Published June 28, 2019, by Elizabeth Miller
Many have asked what inspired me to work for one organization for so many years. The question is usually phrased more like, “OH, MY GOD. How could you stay in the same place for so long?”
There are three keys to the longevity of my employment at United Way:
First, I am a very loyal person. In summer 1984, when I was fresh out of college, I was looking for a place that focused on more than just the bottom line, and I was looking for an organization I could be at for a long time. I applied for the position of administrative assistant at United Way of Anchorage (UWA). At the time, there were five or six employees in the A Street office. However, the small size of the organization didn’t stop me; bright-eyed and bushy-tailed, I asked, “Is there room for advancement?” I’m very thankful to Malcom Miner, may he rest in peace, and Lynn Ferry Caswell for hiring me and promoting me within a year to the fundraising side of the house. That was the start of my loyal career of almost 31 years at United Way.
The second key to my longevity at United Way is the people I’ve had the great pleasure of working with. I’ve had the opportunity to work with some of the best people in Anchorage. People who care for others, people who are generous, and people who are dedicated to making a difference in our community. Getting to know and working with each of you as donors, volunteers, and fellow staff members has been an inspiration to me. As my long-time co-worker, Anna Bell Stevens says, “You is Good People.”
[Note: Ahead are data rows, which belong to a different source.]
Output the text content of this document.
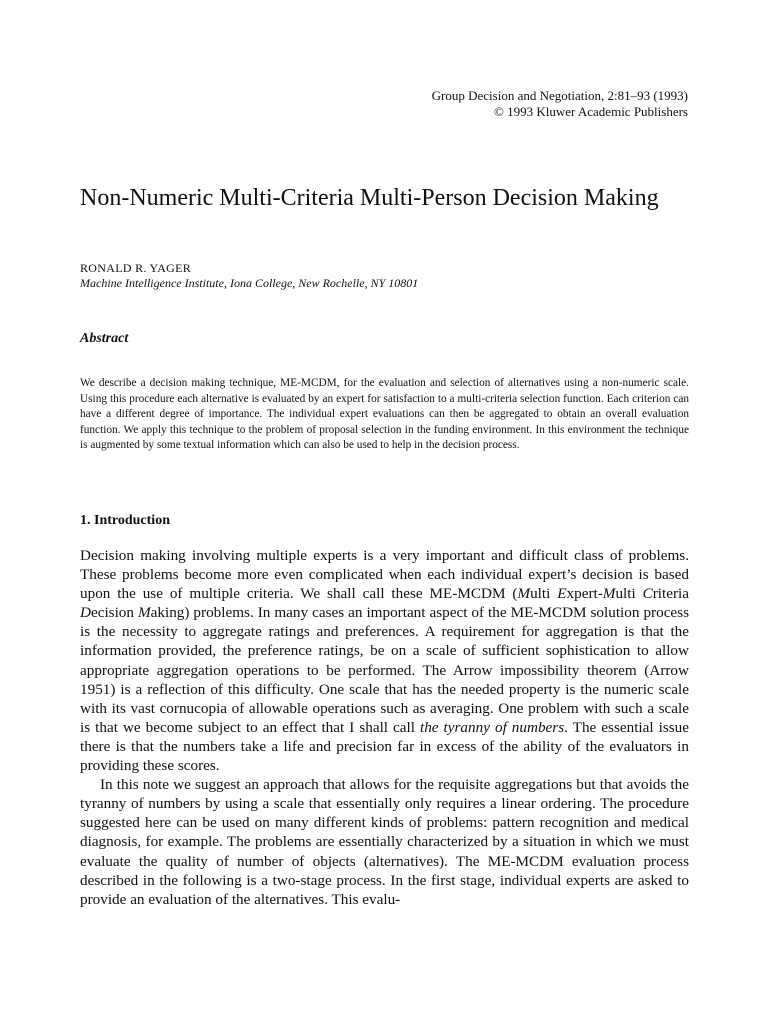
Group Decision and Negotiation, 2:81–93 (1993)
© 1993 Kluwer Academic Publishers
Non-Numeric Multi-Criteria Multi-Person Decision Making
RONALD R. YAGER
Machine Intelligence Institute, Iona College, New Rochelle, NY 10801
Abstract

We describe a decision making technique, ME-MCDM, for the evaluation and selection of alternatives using a non-numeric scale. Using this procedure each alternative is evaluated by an expert for satisfaction to a multi-criteria selection function. Each criterion can have a different degree of importance. The individual expert evaluations can then be aggregated to obtain an overall evaluation function. We apply this technique to the problem of proposal selection in the funding environment. In this environment the technique is augmented by some textual information which can also be used to help in the decision process.

1. Introduction

Decision making involving multiple experts is a very important and difficult class of problems. These problems become more even complicated when each individual expert’s decision is based upon the use of multiple criteria. We shall call these ME-MCDM (Multi Expert-Multi Criteria Decision Making) problems. In many cases an important aspect of the ME-MCDM solution process is the necessity to aggregate ratings and preferences. A requirement for aggregation is that the information provided, the preference ratings, be on a scale of sufficient sophistication to allow appropriate aggregation operations to be performed. The Arrow impossibility theorem (Arrow 1951) is a reflection of this difficulty. One scale that has the needed property is the numeric scale with its vast cornucopia of allowable operations such as averaging. One problem with such a scale is that we become subject to an effect that I shall call the tyranny of numbers. The essential issue there is that the numbers take a life and precision far in excess of the ability of the evaluators in providing these scores.

In this note we suggest an approach that allows for the requisite aggregations but that avoids the tyranny of numbers by using a scale that essentially only requires a linear ordering. The procedure suggested here can be used on many different kinds of problems: pattern recognition and medical diagnosis, for example. The problems are essentially characterized by a situation in which we must evaluate the quality of number of objects (alternatives). The ME-MCDM evaluation process described in the following is a two-stage process. In the first stage, individual experts are asked to provide an evaluation of the alternatives. This evalu-
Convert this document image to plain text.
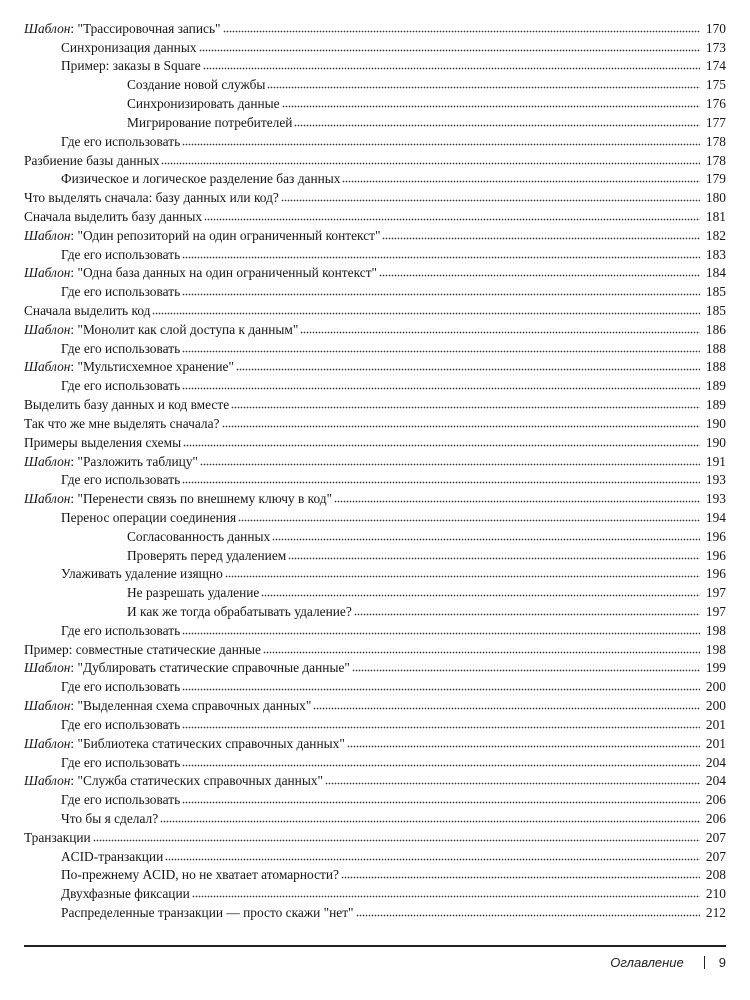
Шаблон: "Трассировочная запись"	170
Синхронизация данных	173
Пример: заказы в Square	174
Создание новой службы	175
Синхронизировать данные	176
Мигрирование потребителей	177
Где его использовать	178
Разбиение базы данных	178
Физическое и логическое разделение баз данных	179
Что выделять сначала: базу данных или код?	180
Сначала выделить базу данных	181
Шаблон: "Один репозиторий на один ограниченный контекст"	182
Где его использовать	183
Шаблон: "Одна база данных на один ограниченный контекст"	184
Где его использовать	185
Сначала выделить код	185
Шаблон: "Монолит как слой доступа к данным"	186
Где его использовать	188
Шаблон: "Мультисхемное хранение"	188
Где его использовать	189
Выделить базу данных и код вместе	189
Так что же мне выделять сначала?	190
Примеры выделения схемы	190
Шаблон: "Разложить таблицу"	191
Где его использовать	193
Шаблон: "Перенести связь по внешнему ключу в код"	193
Перенос операции соединения	194
Согласованность данных	196
Проверять перед удалением	196
Улаживать удаление изящно	196
Не разрешать удаление	197
И как же тогда обрабатывать удаление?	197
Где его использовать	198
Пример: совместные статические данные	198
Шаблон: "Дублировать статические справочные данные"	199
Где его использовать	200
Шаблон: "Выделенная схема справочных данных"	200
Где его использовать	201
Шаблон: "Библиотека статических справочных данных"	201
Где его использовать	204
Шаблон: "Служба статических справочных данных"	204
Где его использовать	206
Что бы я сделал?	206
Транзакции	207
ACID-транзакции	207
По-прежнему ACID, но не хватает атомарности?	208
Двухфазные фиксации	210
Распределенные транзакции — просто скажи "нет"	212
Оглавление	9
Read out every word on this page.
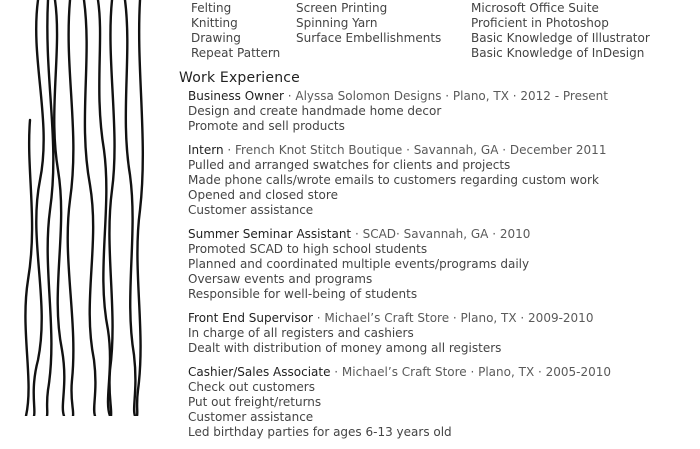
Felting
Knitting
Drawing
Repeat Pattern
Screen Printing
Spinning Yarn
Surface Embellishments
Microsoft Office Suite
Proficient in Photoshop
Basic Knowledge of Illustrator
Basic Knowledge of InDesign
Work Experience
Business Owner · Alyssa Solomon Designs · Plano, TX · 2012 - Present
Design and create handmade home decor
Promote and sell products
Intern · French Knot Stitch Boutique · Savannah, GA · December 2011
Pulled and arranged swatches for clients and projects
Made phone calls/wrote emails to customers regarding custom work
Opened and closed store
Customer assistance
Summer Seminar Assistant · SCAD· Savannah, GA · 2010
Promoted SCAD to high school students
Planned and coordinated multiple events/programs daily
Oversaw events and programs
Responsible for well-being of students
Front End Supervisor · Michael’s Craft Store · Plano, TX · 2009-2010
In charge of all registers and cashiers
Dealt with distribution of money among all registers
Cashier/Sales Associate · Michael’s Craft Store · Plano, TX · 2005-2010
Check out customers
Put out freight/returns
Customer assistance
Led birthday parties for ages 6-13 years old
The third key to my 30+ years with United Way is that while the organization has the same mission as when Malcolm Miner and Lynn Ferry Caswell hired me in that long-ago July, over the years UWA has grown and transformed. And it has been the challenge and the excitement of being part of these changes that has kept me here. With the leadership and vision of Michele Brown, United Way of Anchorage is leading in bringing people, organizations, and resources together to focus solutions for complex community problems. For example, over the last dozen or so years, the aligned work of United Way and others in the non-profit and government sectors, the school district and faith and business communities have increased the high school graduation rate from 59 percent in 2006 to over 80 percent in 2018. I have been motivated by the changes in the organization. I am very proud to have been a part of the work that together we as a united community have done to help kids be successful and in more recent years the work we are doing in similar ways to end homelessness -making it a rare, brief and one-time occurrence.
As you can imagine, the decision to leave was not an easy one. For the reasons I’ve just shared, I have loved my time with this organization. However, after 30+ years I’ve embraced the adage: change is good. There is more work to do and with the fresh energy and ideas of new people, United Way and our community will thrive. Cassandra Stalzer as the new Vice President of Transformational Philanthropy will do and is already doing great things.
I look forward to taking my renewed energy, vision and leadership to the Alaska Community Foundation (ACF) to grow philanthropy in Alaska. I’m very thankful to Nina Kemppel, President of ACF, for her great patience with me. When she approached me last September about the opportunity, I told her I’d be happy to talk with her about it, but because of my commitment to United Way and my personal plans to walk the Camino in Spain over the summer, I would not be available to come on board until July 1st. Not many employers would have moved forward with me as a potential candidate. She did, and I look forward to my first day at ACF on Monday!
To my friends, family, and colleagues, thank you for being a part of my story at United Way and for helping me celebrate this new chapter. You are the people who have inspired me.